Despite agreement on the Principle of Consent, the continuing uncertainty over the constitutional status of Northern Ireland provides a further source of polarisation and instability. The longer this issue is view in zero-sum terms, the longer voters will be deterred from moving away from tribal camps lest their aspirations are undermined. The way out of this dilemma is to develop the identity of Northern Ireland as a region within a decentralising British Isles, and emerging federal Europe.
Since the Agreement, there has clearly been an increase in tactical voting. There is a perception that moderate Unionism and moderate Nationalism must be protected at all costs to preserve the integrity of the peace process by fending off the extremes. Parties are looking over their shoulders rather than looking forward. People are voting to avoid their worst fears rather than to realise their best hopes.

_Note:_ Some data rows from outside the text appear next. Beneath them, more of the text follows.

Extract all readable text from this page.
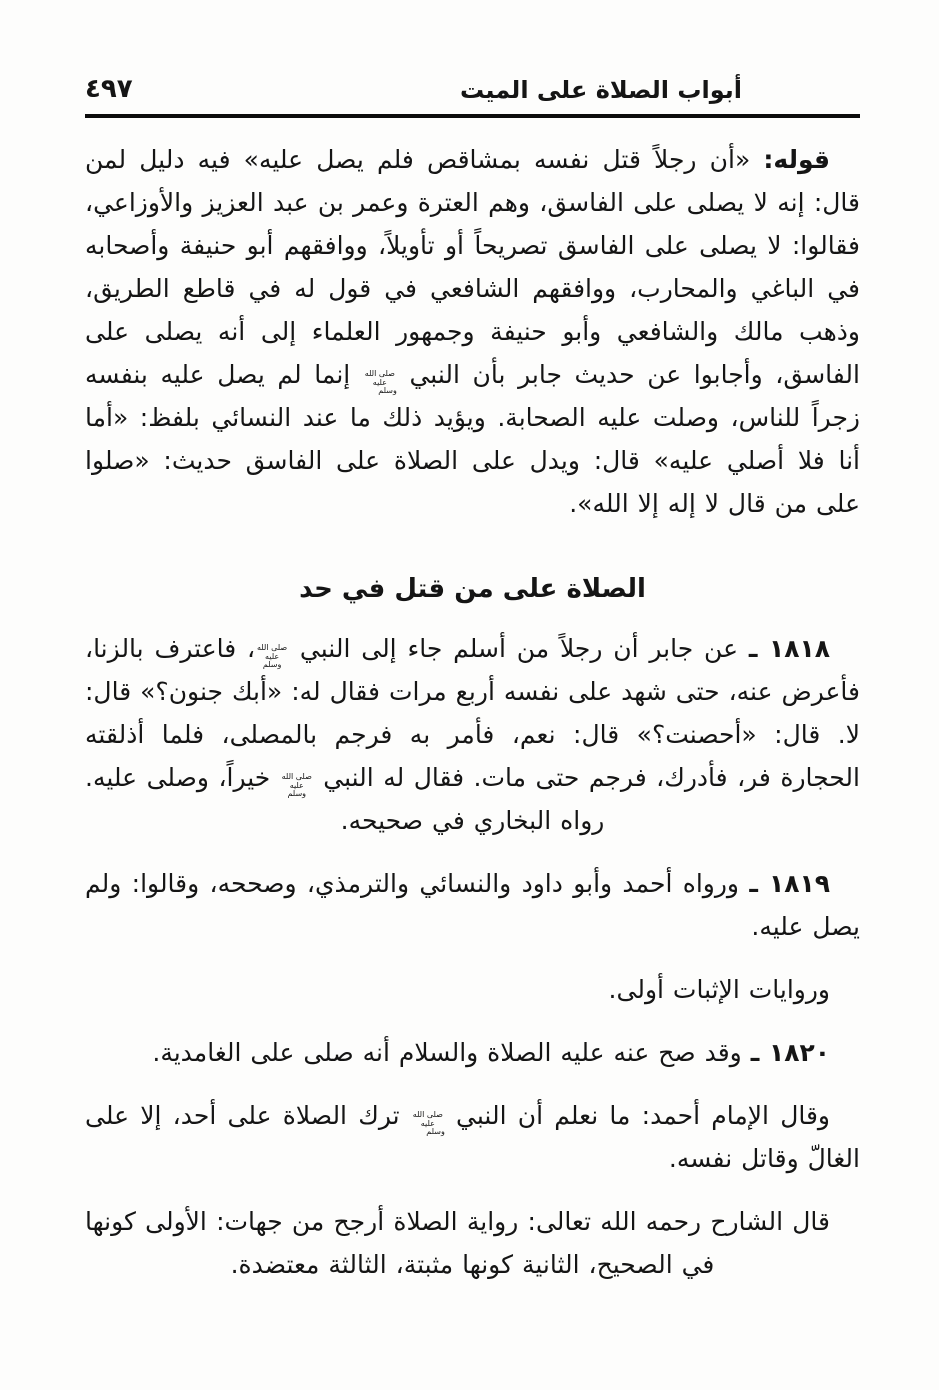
أبواب الصلاة على الميت
٤٩٧

قوله: «أن رجلاً قتل نفسه بمشاقص فلم يصل عليه» فيه دليل لمن قال: إنه لا يصلى على الفاسق، وهم العترة وعمر بن عبد العزيز والأوزاعي، فقالوا: لا يصلى على الفاسق تصريحاً أو تأويلاً، ووافقهم أبو حنيفة وأصحابه في الباغي والمحارب، ووافقهم الشافعي في قول له في قاطع الطريق، وذهب مالك والشافعي وأبو حنيفة وجمهور العلماء إلى أنه يصلى على الفاسق، وأجابوا عن حديث جابر بأن النبي صلى الله عليه وسلم إنما لم يصل عليه بنفسه زجراً للناس، وصلت عليه الصحابة. ويؤيد ذلك ما عند النسائي بلفظ: «أما أنا فلا أصلي عليه» قال: ويدل على الصلاة على الفاسق حديث: «صلوا على من قال لا إله إلا الله».

الصلاة على من قتل في حد

١٨١٨ ـ عن جابر أن رجلاً من أسلم جاء إلى النبي صلى الله عليه وسلم، فاعترف بالزنا، فأعرض عنه، حتى شهد على نفسه أربع مرات فقال له: «أبك جنون؟» قال: لا. قال: «أحصنت؟» قال: نعم، فأمر به فرجم بالمصلى، فلما أذلقته الحجارة فر، فأدرك، فرجم حتى مات. فقال له النبي صلى الله عليه وسلم خيراً، وصلى عليه. رواه البخاري في صحيحه.

١٨١٩ ـ ورواه أحمد وأبو داود والنسائي والترمذي، وصححه، وقالوا: ولم يصل عليه.

وروايات الإثبات أولى.

١٨٢٠ ـ وقد صح عنه عليه الصلاة والسلام أنه صلى على الغامدية.

وقال الإمام أحمد: ما نعلم أن النبي صلى الله عليه وسلم ترك الصلاة على أحد، إلا على الغالّ وقاتل نفسه.

قال الشارح رحمه الله تعالى: رواية الصلاة أرجح من جهات: الأولى كونها في الصحيح، الثانية كونها مثبتة، الثالثة معتضدة.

This dangerous short-termism merely serves to entrench the traditional tribal nature of local politics at the expense of the long-term future development towards pluralism. It reached ridiculous proportions in the South Antrim by-election when sections of the media argued that people had to vote for an anti-Agreement Ulster Unionist in order to save the Agreement!
In the peace process, most attention has fallen upon those parties that pose the greatest obstacles to the implementation of the Agreement, and who are courted by peacemakers in order to achieve progress. This increases their status as players and the defenders of particular interests at the expense of those parties that have consistently and faithfully sought to achieve the full implementation.
This focus on the extremes is bringing about its own electoral threat. In the February 1974 General Election, the narrow victory of extreme Unionism was instrumental in destroying the Sunningdale Executive. Today, both the DUP and Sinn Fein seem poised to make gains at the expense of the broad centre ground. Such a result would not have a positive effect upon the peace process.
This problem is not helped by disunity and lack of cohesion within pro-Agreement parties. However, it is magnified by the growing disillusionment with politics among large sections of the population of Northern Ireland.
There have always been a significant number of people who have been essentially non-sectarian in outlook, but who have been alienated by the tribalism and squabbling of local politics.
Such people have largely abstained from voting, but came out in droves in 1998 to vote ‘Yes’. There is a major challenge to motivate these people and equally a responsibility upon them to vote to defend their Agreement.
These are the threats being faced by the centre ground today. The nature and strength of the divisions within Northern Ireland today are such that unless they are reduced through movement towards a shared society, they will pose a long-term threat to the survival of the Agreement.
The Agreement is built on fragile foundations. It is not enough for peace and stability to be delivered through skilful conflict management from, at best, moderate unionists and moderate nationalists. We need more – we need a strong and vibrant cross-community politics in Northern Ireland.
The challenge for Alliance is to redefine its purpose and message to address this new situation, and to be radical. We are articulating a vision of a shared, non-sectarian society, and a united but diverse community. Every opportunity should be taken to develop integrated facilities, and to promote better community relations. Sectarianism and other forms of intolerance, such as we are witnessing in Larne and other towns on an almost daily basis, should be tackled head-on.
I believe that there is substantial support for a different type of Northern Ireland. However, it cannot be delivered through traditional sectional politics.